Proxy-advisory services Institutional Shareholder Services Inc. and Proxy Governance Inc. are recommending that shareholders vote against re-electing members of Yahoo's compensation committee to its board because of concerns about what they see as excessive awards to Mr. Semel. "Semel is rewarded when times are good -- pay for performance -- and when times are bad -- retention," wrote ISS in its report. Mega options grants to the CEO are "particularly troubling in light of the company's recent poor stock performance and corporate performance," it added.

Speculation has swirled for years around the timing of the retirement of Mr. Semel, who is 64 years old, but Yahoo has always dismissed it. A Yahoo spokeswoman said the company's executive compensation is designed to "attract and retain key executive and employee talent and to link compensation to the company's performance and increases in long-term stockholder value." As part of a three-year arrangement, Mr. Semel's salary dropped to $1 in May 2006 from $600,000 previously. He was also awarded stock-option grants (priced at the market value of Yahoo shares when granted) on 6.8 million shares as part of his 2006 bonus and the three-year retention pact.

Shareholder activist Eric Jackson of Naples, Fla., says investors holding about two million Yahoo shares, or less than 1% of its capital, have agreed to back his "Plan B" for the company. That plan includes replacing Mr. Semel and the majority of the company's directors for missteps, including failing to gain on rival Google Inc. in search advertising. Mr. Jackson predicts heated questions from shareholders during Tuesday's meeting. But he says his main hope for change is for co-founders Jerry Yang and David Filo, who each hold smaller-than-10% stakes in Yahoo, to look at the shareholder-meeting votes and the company's performance and "come to the decision themselves that the company needs to move in a new direction."

The Yahoo spokeswoman said the company is always interested in its shareholders' views. But she said that Mr. Semel had outlined a clear strategy focused on three key priorities: "narrowing the gap in search monetization, extending our lead in display advertising and securing leading positions in the major emerging areas of social media, video and mobile access."
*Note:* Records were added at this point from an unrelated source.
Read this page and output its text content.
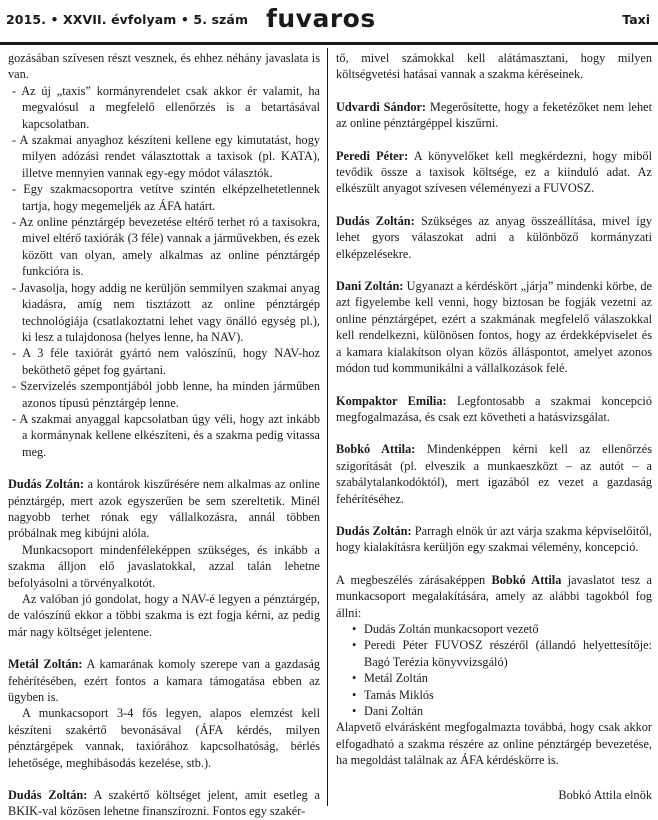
2015. • XXVII. évfolyam • 5. szám fuvaros	Taxi

gozásában szívesen részt vesznek, és ehhez néhány javaslata is van.

- Az új „taxis” kormányrendelet csak akkor ér valamit, ha megvalósul a megfelelő ellenőrzés is a betartásával kapcsolatban.

- A szakmai anyaghoz készíteni kellene egy kimutatást, hogy milyen adózási rendet választottak a taxisok (pl. KATA), illetve mennyien vannak egy-egy módot választók.

- Egy szakmacsoportra vetítve szintén elképzelhetetlennek tartja, hogy megemeljék az ÁFA határt.

- Az online pénztárgép bevezetése eltérő terhet ró a taxisokra, mivel eltérő taxiórák (3 féle) vannak a járművekben, és ezek között van olyan, amely alkalmas az online pénztárgép funkcióra is.

- Javasolja, hogy addig ne kerüljön semmilyen szakmai anyag kiadásra, amíg nem tisztázott az online pénztárgép technológiája (csatlakoztatni lehet vagy önálló egység pl.), ki lesz a tulajdonosa (helyes lenne, ha NAV).

- A 3 féle taxiórát gyártó nem valószínű, hogy NAV-hoz beköthető gépet fog gyártani.

- Szervizelés szempontjából jobb lenne, ha minden járműben azonos típusú pénztárgép lenne.

- A szakmai anyaggal kapcsolatban úgy véli, hogy azt inkább a kormánynak kellene elkészíteni, és a szakma pedig vitassa meg.

Dudás Zoltán: a kontárok kiszűrésére nem alkalmas az online pénztárgép, mert azok egyszerűen be sem szereltetik. Minél nagyobb terhet rónak egy vállalkozásra, annál többen próbálnak meg kibújni alóla.

Munkacsoport mindenféleképpen szükséges, és inkább a szakma álljon elő javaslatokkal, azzal talán lehetne befolyásolni a törvényalkotót.

Az valóban jó gondolat, hogy a NAV-é legyen a pénztárgép, de valószínű ekkor a többi szakma is ezt fogja kérni, az pedig már nagy költséget jelentene.

Metál Zoltán: A kamarának komoly szerepe van a gazdaság fehérítésében, ezért fontos a kamara támogatása ebben az ügyben is.

A munkacsoport 3-4 fős legyen, alapos elemzést kell készíteni szakértő bevonásával (ÁFA kérdés, milyen pénztárgépek vannak, taxiórához kapcsolhatóság, bérlés lehetősége, meghibásodás kezelése, stb.).

Dudás Zoltán: A szakértő költséget jelent, amit esetleg a BKIK-val közösen lehetne finanszírozni. Fontos egy szakér-

tő, mivel számokkal kell alátámasztani, hogy milyen költségvetési hatásai vannak a szakma kéréseinek.

Udvardi Sándor: Megerősítette, hogy a feketézőket nem lehet az online pénztárgéppel kiszűrni.

Peredi Péter: A könyvelőket kell megkérdezni, hogy miből tevődik össze a taxisok költsége, ez a kiinduló adat. Az elkészült anyagot szívesen véleményezi a FUVOSZ.

Dudás Zoltán: Szükséges az anyag összeállítása, mivel így lehet gyors válaszokat adni a különböző kormányzati elképzelésekre.

Dani Zoltán: Ugyanazt a kérdéskört „járja” mindenki körbe, de azt figyelembe kell venni, hogy biztosan be fogják vezetni az online pénztárgépet, ezért a szakmának megfelelő válaszokkal kell rendelkezni, különösen fontos, hogy az érdekképviselet és a kamara kialakítson olyan közös álláspontot, amelyet azonos módon tud kommunikálni a vállalkozások felé.

Kompaktor Emília: Legfontosabb a szakmai koncepció megfogalmazása, és csak ezt követheti a hatásvizsgálat.

Bobkó Attila: Mindenképpen kérni kell az ellenőrzés szigorítását (pl. elveszik a munkaeszközt – az autót – a szabálytalankodóktól), mert igazából ez vezet a gazdaság fehérítéséhez.

Dudás Zoltán: Parragh elnök úr azt várja szakma képviselőitől, hogy kialakításra kerüljön egy szakmai vélemény, koncepció.

A megbeszélés zárásaképpen Bobkó Attila javaslatot tesz a munkacsoport megalakítására, amely az alábbi tagokból fog állni:

• Dudás Zoltán munkacsoport vezető
• Peredi Péter FUVOSZ részéről (állandó helyettesítője: Bagó Terézia könyvvizsgáló)
• Metál Zoltán
• Tamás Miklós
• Dani Zoltán

Alapvető elvárásként megfogalmazta továbbá, hogy csak akkor elfogadható a szakma részére az online pénztárgép bevezetése, ha megoldást találnak az ÁFA kérdéskörre is.

Bobkó Attila elnök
Yahoo investors Tuesday will also vote on two shareholder proposals that stem from Yahoo's disclosure of information to the Chinese government that helped lead to the imprisonment of at least one dissident. One proposal calls for the creation of a board committee on human rights and the other for new company policies related to censoring and disclosing information at a government's request. Yahoo's board has recommended that shareholders vote against the proposals, saying the company is already taking measures to address such issues.